The sense of humor never disappeared. In the latest case, after learning that the federal charges carried up to 350 years in prison, Edwards said: ”I can truthfully say if my sentence is 350 years, I don’t intend to serve.”
So much information was amassed from the investigation that two more indictments followed the casino license charges. Edwards and others were accused of insurance fraud; two defendants have pleaded guilty. A third indictment accused former Houston Mayor Fred Hofheinz and others of bribery; Edwards was not charged but prosecutors said he profited from the scheme.
Last month, U.S. District Judge Frank Polozola threw out six fraud convictions against the Edwardses. But he let stand the more serious racketeering and extortion counts against them. U.S. Attorney Eddie Jordan said he hasn’t decided whether to retry the men on those charges.
At Edwards’ sentencing, federal prosecutor Jim Letten said Louisiana owes much of its reputation as a corrupt state to Edwards.

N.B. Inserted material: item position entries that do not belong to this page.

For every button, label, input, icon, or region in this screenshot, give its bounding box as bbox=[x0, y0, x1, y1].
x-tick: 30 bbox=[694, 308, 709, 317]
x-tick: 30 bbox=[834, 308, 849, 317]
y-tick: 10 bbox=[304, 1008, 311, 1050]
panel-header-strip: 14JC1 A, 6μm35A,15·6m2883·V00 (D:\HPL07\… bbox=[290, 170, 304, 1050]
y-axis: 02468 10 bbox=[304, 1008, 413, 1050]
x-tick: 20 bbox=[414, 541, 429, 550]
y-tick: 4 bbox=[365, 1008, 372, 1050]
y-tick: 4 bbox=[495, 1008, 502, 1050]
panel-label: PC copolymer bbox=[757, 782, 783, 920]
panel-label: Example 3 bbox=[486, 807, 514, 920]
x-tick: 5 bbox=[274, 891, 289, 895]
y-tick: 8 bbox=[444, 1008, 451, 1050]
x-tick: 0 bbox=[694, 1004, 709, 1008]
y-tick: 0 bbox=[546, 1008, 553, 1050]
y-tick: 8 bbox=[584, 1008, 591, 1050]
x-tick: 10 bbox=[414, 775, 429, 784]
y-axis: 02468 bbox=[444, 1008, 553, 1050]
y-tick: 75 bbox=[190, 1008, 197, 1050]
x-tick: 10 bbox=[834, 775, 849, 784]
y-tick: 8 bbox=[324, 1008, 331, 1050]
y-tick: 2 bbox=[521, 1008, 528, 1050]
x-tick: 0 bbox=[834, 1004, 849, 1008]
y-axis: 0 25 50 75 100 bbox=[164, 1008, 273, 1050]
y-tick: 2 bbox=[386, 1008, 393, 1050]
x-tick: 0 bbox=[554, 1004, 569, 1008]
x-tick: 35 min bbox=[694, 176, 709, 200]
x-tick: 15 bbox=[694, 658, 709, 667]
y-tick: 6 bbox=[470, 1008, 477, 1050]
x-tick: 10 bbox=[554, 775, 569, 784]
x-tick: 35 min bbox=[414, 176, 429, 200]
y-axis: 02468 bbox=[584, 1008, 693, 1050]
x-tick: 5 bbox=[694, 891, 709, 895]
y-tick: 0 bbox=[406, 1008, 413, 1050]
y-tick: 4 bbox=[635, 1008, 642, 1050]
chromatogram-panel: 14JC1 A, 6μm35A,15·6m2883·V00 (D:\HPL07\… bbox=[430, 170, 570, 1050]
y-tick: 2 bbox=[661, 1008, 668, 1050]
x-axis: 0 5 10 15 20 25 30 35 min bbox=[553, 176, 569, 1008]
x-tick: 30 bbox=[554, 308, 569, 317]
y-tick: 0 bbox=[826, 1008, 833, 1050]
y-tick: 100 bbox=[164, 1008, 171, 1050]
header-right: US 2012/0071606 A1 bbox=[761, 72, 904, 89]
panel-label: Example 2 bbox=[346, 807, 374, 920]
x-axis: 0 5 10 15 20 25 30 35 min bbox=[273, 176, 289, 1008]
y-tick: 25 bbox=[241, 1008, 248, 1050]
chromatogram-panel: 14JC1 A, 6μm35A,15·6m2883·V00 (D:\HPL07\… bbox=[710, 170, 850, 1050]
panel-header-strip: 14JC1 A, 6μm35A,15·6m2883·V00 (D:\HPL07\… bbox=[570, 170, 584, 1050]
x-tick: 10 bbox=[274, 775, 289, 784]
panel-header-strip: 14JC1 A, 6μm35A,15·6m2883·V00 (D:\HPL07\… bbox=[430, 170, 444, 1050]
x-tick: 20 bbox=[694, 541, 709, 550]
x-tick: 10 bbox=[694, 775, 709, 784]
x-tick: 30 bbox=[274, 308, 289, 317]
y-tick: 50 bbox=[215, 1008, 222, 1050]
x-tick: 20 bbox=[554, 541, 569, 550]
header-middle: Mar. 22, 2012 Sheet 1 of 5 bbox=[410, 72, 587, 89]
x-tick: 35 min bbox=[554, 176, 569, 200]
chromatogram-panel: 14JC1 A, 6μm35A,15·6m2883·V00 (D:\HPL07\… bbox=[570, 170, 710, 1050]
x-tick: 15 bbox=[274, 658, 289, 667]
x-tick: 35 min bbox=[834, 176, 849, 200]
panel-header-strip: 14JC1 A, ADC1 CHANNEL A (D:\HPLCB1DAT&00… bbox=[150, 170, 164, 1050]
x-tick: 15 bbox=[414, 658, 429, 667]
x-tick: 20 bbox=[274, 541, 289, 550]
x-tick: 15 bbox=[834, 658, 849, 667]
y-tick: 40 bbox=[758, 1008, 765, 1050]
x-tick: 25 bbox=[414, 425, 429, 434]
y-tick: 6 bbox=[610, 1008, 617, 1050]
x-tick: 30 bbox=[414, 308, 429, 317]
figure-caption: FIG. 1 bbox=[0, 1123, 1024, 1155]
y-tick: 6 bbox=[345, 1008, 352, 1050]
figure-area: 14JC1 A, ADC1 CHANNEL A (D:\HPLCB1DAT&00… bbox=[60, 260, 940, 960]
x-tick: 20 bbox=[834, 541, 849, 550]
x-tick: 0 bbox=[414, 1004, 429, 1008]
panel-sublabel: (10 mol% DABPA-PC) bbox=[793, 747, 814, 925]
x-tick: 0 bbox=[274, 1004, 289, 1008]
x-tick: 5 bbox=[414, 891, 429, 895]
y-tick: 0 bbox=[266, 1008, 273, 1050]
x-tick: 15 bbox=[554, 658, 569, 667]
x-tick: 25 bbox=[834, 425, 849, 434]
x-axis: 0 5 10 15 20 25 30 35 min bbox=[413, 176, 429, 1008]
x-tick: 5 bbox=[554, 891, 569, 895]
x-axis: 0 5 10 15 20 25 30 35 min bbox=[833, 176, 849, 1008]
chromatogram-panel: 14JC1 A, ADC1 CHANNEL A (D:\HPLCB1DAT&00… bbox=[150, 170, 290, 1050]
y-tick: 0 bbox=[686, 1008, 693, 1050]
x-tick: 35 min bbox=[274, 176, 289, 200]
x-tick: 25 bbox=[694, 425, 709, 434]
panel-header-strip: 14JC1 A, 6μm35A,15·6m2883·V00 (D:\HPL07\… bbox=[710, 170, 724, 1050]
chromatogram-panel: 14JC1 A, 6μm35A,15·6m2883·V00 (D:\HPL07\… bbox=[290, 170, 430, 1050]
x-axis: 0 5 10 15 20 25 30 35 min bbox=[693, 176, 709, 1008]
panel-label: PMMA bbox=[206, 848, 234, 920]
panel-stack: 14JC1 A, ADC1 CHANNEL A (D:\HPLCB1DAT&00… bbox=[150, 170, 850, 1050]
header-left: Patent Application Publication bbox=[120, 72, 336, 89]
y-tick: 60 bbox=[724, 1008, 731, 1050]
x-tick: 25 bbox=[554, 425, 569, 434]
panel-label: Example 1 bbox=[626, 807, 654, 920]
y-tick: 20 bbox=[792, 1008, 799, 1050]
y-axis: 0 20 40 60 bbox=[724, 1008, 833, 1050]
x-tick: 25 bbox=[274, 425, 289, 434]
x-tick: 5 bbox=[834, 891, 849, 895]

”People to this day think, thanks largely in part to Edwin Edwards and his co-defendants in this case, that Louisiana is a hostile and dangerous place to do business. It’s the Edwards legacy,” he said.
The Edwardses’ co-defendants, former gubernatorial aide Andrew Martin, cattleman Cecil Brown and businessman Bobby Johnson, all were sentenced to around 5 years in prison and fined $50,000 each.